Steering is illegal - the insured can take his car where he wants to be fixed - but because it's a matter of semantics and inference and delaying tactics, it's hard to prove when it happens. However, a class-action lawsuit brought by more than 500 repair shops in 36 states is going after "the top insurance companies" because of it.
Their efforts have been joined by at least one attorney general, US Senator Richard Blumenthal has asked the Department of Justice to investigate, and a CNN investigation has claimed to find numerous instances of the alleged practice. It's said these preferred shops "do the absolute bare minimum" in repairs and are using cheaper recycled and aftermarket parts, or worse, that aren't as safe as the manufacturer recommended replacement parts. One shop owner in Louisiana showed CNN a cracked Toyota Tacoma headlight that looked to have been scavenged from a previous accident, yet it was sent to him to use as an insurance-approved replacement part. He said that if he refuses to use that part or those like it, the insurance company takes its business elsewhere.
The Louisiana Attorney General's office also supplied photos of second-rate car parts that didn't perform like they should have in subsequent accidents.

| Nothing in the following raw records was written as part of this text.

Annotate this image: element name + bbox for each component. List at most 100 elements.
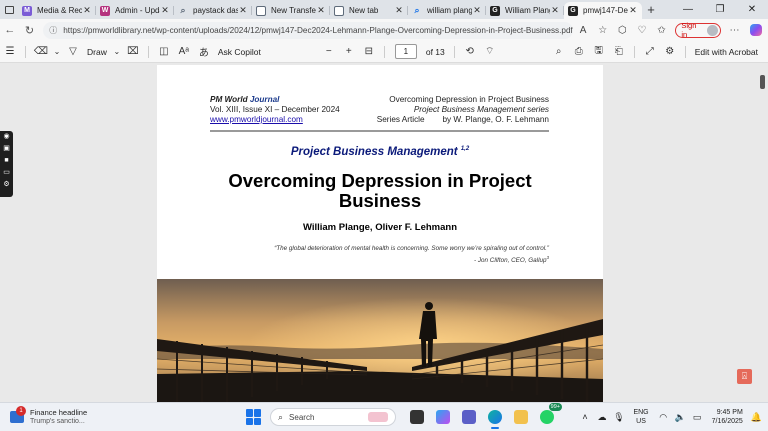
zoom-out-icon[interactable]: − bbox=[319, 46, 339, 57]
chevron-down-icon[interactable]: ⌄ bbox=[111, 47, 123, 56]
scrollbar-thumb[interactable] bbox=[760, 75, 765, 89]
settings-gear-icon[interactable]: ⚙ bbox=[0, 179, 13, 191]
page-view-icon[interactable]: ⌔ bbox=[480, 45, 500, 58]
browser-essentials-icon[interactable]: ♡ bbox=[632, 25, 652, 36]
quote-attribution: - Jon Clifton, CEO, Gallup3 bbox=[474, 255, 549, 265]
workspaces-icon[interactable] bbox=[0, 0, 18, 19]
clock-date: 7/16/2025 bbox=[711, 418, 743, 425]
close-icon[interactable]: ✕ bbox=[238, 5, 248, 16]
fullscreen-icon[interactable]: ⤢ bbox=[640, 46, 660, 57]
close-icon[interactable]: ✕ bbox=[550, 5, 560, 16]
close-icon[interactable]: ✕ bbox=[628, 5, 638, 16]
tab-title: william plange bbox=[427, 6, 472, 15]
start-windows-icon[interactable] bbox=[246, 409, 262, 425]
address-bar: ← ↻ ⓘ https://pmworldlibrary.net/wp-cont… bbox=[0, 19, 768, 41]
teams-icon[interactable] bbox=[462, 410, 476, 424]
battery-icon[interactable]: ▭ bbox=[689, 412, 706, 423]
close-window-icon[interactable]: ✕ bbox=[736, 4, 768, 15]
read-aloud-icon[interactable]: A bbox=[573, 25, 593, 36]
tab-william-search[interactable]: ⌕ william plange ✕ bbox=[408, 2, 486, 19]
tab-new-tab[interactable]: New tab ✕ bbox=[330, 2, 408, 19]
whatsapp-badge: 99+ bbox=[548, 403, 562, 411]
close-icon[interactable]: ✕ bbox=[82, 5, 92, 16]
pdf-toolbar: ☰ ⌫ ⌄ ▽ Draw ⌄ ⌧ ◫ Aᵃ あ Ask Copilot − + … bbox=[0, 41, 768, 63]
notification-bell-icon[interactable]: 🔔 bbox=[751, 412, 762, 423]
tab-pmwj147[interactable]: G pmwj147-Dec ✕ bbox=[564, 2, 642, 19]
settings-gear-icon[interactable]: ⚙ bbox=[660, 46, 680, 57]
draw-button[interactable]: Draw bbox=[87, 47, 107, 57]
news-subtitle: Trump's sanctio... bbox=[30, 418, 85, 425]
view-mode-icon[interactable]: ◫ bbox=[154, 46, 174, 57]
journal-website-link[interactable]: www.pmworldjournal.com bbox=[210, 115, 303, 125]
zoom-in-icon[interactable]: + bbox=[339, 46, 359, 57]
news-title: Finance headline bbox=[30, 408, 88, 417]
contents-icon[interactable]: ☰ bbox=[0, 46, 20, 57]
edit-with-acrobat-button[interactable]: Edit with Acrobat bbox=[695, 47, 758, 57]
chevron-down-icon[interactable]: ⌄ bbox=[51, 47, 63, 56]
camera-icon[interactable]: ▣ bbox=[0, 143, 13, 155]
taskbar-search[interactable]: ⌕ Search bbox=[270, 408, 396, 426]
save-as-icon[interactable]: ⎗ bbox=[609, 46, 629, 57]
news-widget[interactable]: 1 Finance headline Trump's sanctio... bbox=[10, 406, 120, 426]
favorites-icon[interactable]: ✩ bbox=[652, 25, 672, 36]
journal-header: PM World Journal Overcoming Depression i… bbox=[210, 95, 549, 125]
url-text: https://pmworldlibrary.net/wp-content/up… bbox=[63, 25, 573, 35]
tab-title: pmwj147-Dec bbox=[583, 6, 628, 15]
chevron-up-icon[interactable]: ˄ bbox=[576, 412, 593, 422]
pdf-viewer[interactable]: ◉ ▣ ■ ▭ ⚙ PM World Journal Overcoming De… bbox=[0, 63, 768, 402]
search-icon[interactable]: ⌕ bbox=[549, 46, 569, 57]
rotate-icon[interactable]: ⟲ bbox=[460, 46, 480, 57]
draw-icon[interactable]: ▽ bbox=[63, 46, 83, 57]
tab-william-plange[interactable]: G William Plang ✕ bbox=[486, 2, 564, 19]
windows-taskbar: 1 Finance headline Trump's sanctio... ⌕ … bbox=[0, 402, 768, 431]
clock[interactable]: 9:45 PM 7/16/2025 bbox=[712, 408, 743, 426]
save-icon[interactable]: 🖫 bbox=[589, 43, 609, 60]
file-viewer-app-icon[interactable] bbox=[410, 410, 424, 424]
restore-icon[interactable]: ❐ bbox=[704, 4, 736, 15]
onedrive-icon[interactable]: ☁ bbox=[593, 412, 610, 423]
page-info-icon[interactable]: ⓘ bbox=[49, 25, 57, 36]
more-menu-icon[interactable]: ⋯ bbox=[725, 25, 745, 36]
refresh-icon[interactable]: ↻ bbox=[20, 24, 40, 37]
tab-paystack[interactable]: ⌕ paystack dash ✕ bbox=[174, 2, 252, 19]
print-icon[interactable]: ⎙ bbox=[569, 46, 589, 57]
translate-icon[interactable]: あ bbox=[194, 44, 214, 59]
close-icon[interactable]: ✕ bbox=[316, 5, 326, 16]
window-icon[interactable]: ▭ bbox=[0, 167, 13, 179]
close-icon[interactable]: ✕ bbox=[472, 5, 482, 16]
whatsapp-icon[interactable]: 99+ bbox=[540, 403, 562, 424]
volume-icon[interactable]: 🔈 bbox=[672, 412, 689, 423]
extensions-icon[interactable]: ⬡ bbox=[613, 25, 633, 36]
issue-label: Vol. XIII, Issue XI – December 2024 bbox=[210, 105, 340, 114]
page-number-input[interactable]: 1 bbox=[394, 44, 417, 59]
tab-media[interactable]: M Media & Reco ✕ bbox=[18, 2, 96, 19]
tab-admin[interactable]: W Admin - Upda ✕ bbox=[96, 2, 174, 19]
tab-new-transfer[interactable]: New Transfer ✕ bbox=[252, 2, 330, 19]
language-indicator[interactable]: ENG US bbox=[633, 408, 648, 426]
file-explorer-icon[interactable] bbox=[514, 410, 528, 424]
copilot-app-icon[interactable] bbox=[436, 410, 450, 424]
sign-in-button[interactable]: Sign in bbox=[675, 21, 721, 39]
url-field[interactable]: ⓘ https://pmworldlibrary.net/wp-content/… bbox=[43, 21, 574, 39]
copilot-icon[interactable] bbox=[750, 24, 763, 36]
microphone-icon[interactable]: 🎙 bbox=[610, 412, 627, 423]
video-icon[interactable]: ■ bbox=[0, 155, 13, 167]
capture-icon[interactable]: ◉ bbox=[0, 131, 13, 143]
fit-page-icon[interactable]: ⊟ bbox=[359, 46, 379, 57]
language-code: ENG bbox=[633, 409, 649, 416]
favorite-star-icon[interactable]: ☆ bbox=[593, 25, 613, 36]
back-icon[interactable]: ← bbox=[0, 24, 20, 36]
minimize-icon[interactable]: — bbox=[672, 4, 704, 15]
read-aloud-icon[interactable]: Aᵃ bbox=[174, 46, 194, 57]
edge-icon[interactable] bbox=[488, 410, 502, 429]
quote-text: “The global deterioration of mental heal… bbox=[274, 245, 549, 252]
ask-copilot-button[interactable]: Ask Copilot bbox=[218, 47, 261, 57]
close-icon[interactable]: ✕ bbox=[394, 5, 404, 16]
wifi-icon[interactable]: ◠ bbox=[655, 412, 672, 423]
acrobat-pdf-icon[interactable]: ⍓ bbox=[737, 369, 752, 384]
close-icon[interactable]: ✕ bbox=[160, 5, 170, 16]
eraser-icon[interactable]: ⌧ bbox=[123, 46, 143, 57]
side-tool-strip: ◉ ▣ ■ ▭ ⚙ bbox=[0, 131, 13, 197]
new-tab-button[interactable]: + bbox=[642, 2, 660, 17]
highlight-icon[interactable]: ⌫ bbox=[31, 46, 51, 57]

Louisiana has sued State Farm and is lining up to sue other insurers, and the Mississippi attorney general is preparing to sue.
This isn't a new fight, nor the first for Mississippi or Louisiana or State Farm: a Mississippi body shop sued State Farm in 1996 alleging steering, and the plaintiff won "a reported multimillion-dollar settlement" in a sealed judgment; State Farm was hit with another multimillion-dollar judgment in Illinois; a Long Island Press investigation in 2009 found the same practice in use at Progressive, as did a New York appellate court in a case that ran from 2007 to 2012; and a group of Florida body shops suing insurers have amended their complaint just this month saying they have proof that insurers are matching one another's rates. Insurance industry reps say the practice doesn't exist because it wouldn't be in their interest to use bad parts, that the preferred shop system is better for customers and their premiums, and attorneys for the industry couch the fight as a free speech issue. The courts will soon get another chance to weigh in.